また、表1にしたがって、上記吸収性樹脂(X)20gとグラスウール(F−1)[繊維径5μm、繊維長50mm]4gとをクッキングミキサーで混合して、これを上記透湿性外装(G)に封入して、開口部を閉じて、湿気供給材(Z−6)〜(Z−8)を得た。
結果を表1に示す。
【0054】
【表1】
【0055】
<実施例11〜20、比較例11>
上記得られた湿気供給材(Z)を目開き1mmの金網の上に置いて、表2にしたがって、水(イオン交換水)を1時間かけて、均一に上面から噴霧して、さらに水を含有してなる各湿気供給材(Z)を得た。

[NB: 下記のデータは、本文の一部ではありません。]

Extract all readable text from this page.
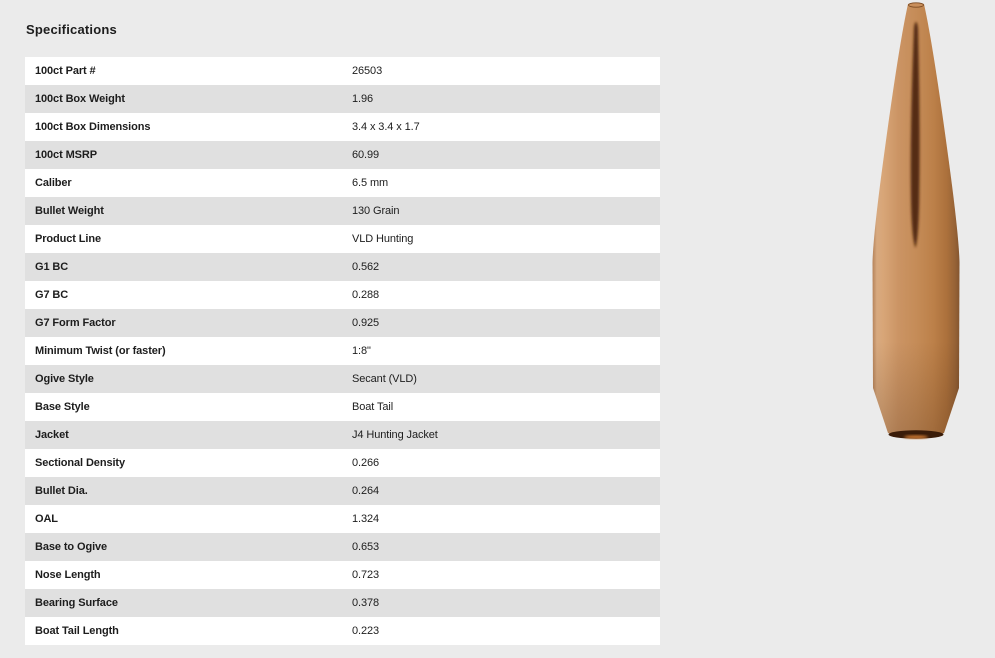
Specifications
100ct Part #	26503
100ct Box Weight	1.96
100ct Box Dimensions	3.4 x 3.4 x 1.7
100ct MSRP	60.99
Caliber	6.5 mm
Bullet Weight	130 Grain
Product Line	VLD Hunting
G1 BC	0.562
G7 BC	0.288
G7 Form Factor	0.925
Minimum Twist (or faster)	1:8"
Ogive Style	Secant (VLD)
Base Style	Boat Tail
Jacket	J4 Hunting Jacket
Sectional Density	0.266
Bullet Dia.	0.264
OAL	1.324
Base to Ogive	0.653
Nose Length	0.723
Bearing Surface	0.378
Boat Tail Length	0.223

得られた各湿気供給材(Z)を以下の評価方法により評価した。結果を表2に示す。
【0056】
<評価方法>
気温25℃、湿度40%の条件下、湿気供給材<タテ50cm×ヨコ50cm>をポリプロピレン樹脂製の台上に載置し、0.3時間静置した。初期重量(W1)と0.3時間後の重量(W2)とから、以下の式により、湿度供給材(Z)の表面積(上面)1m2当たりの湿気供給量(水換算)(単位:g/hr)を算出した。

湿気供給量(g/hr)=[(W1)−(W2)]/[0.5×0.5×0.3]
【0057】
【表2】
【0058】
表1〜2の結果から、本発明の湿気供給材は、比較のものと比べて、湿気供給量が大であり、優れていることがわかる。
【産業上の利用可能性】
【0059】
本発明の湿気供給材は、湿気供給量が大きく、種々の用途において湿気供給材として有用である。また、この湿気供給材を用いることで、微粒子飛散防止、とりわけ原子力施設等での放射性微粒子の飛散防止に好適に使用できる。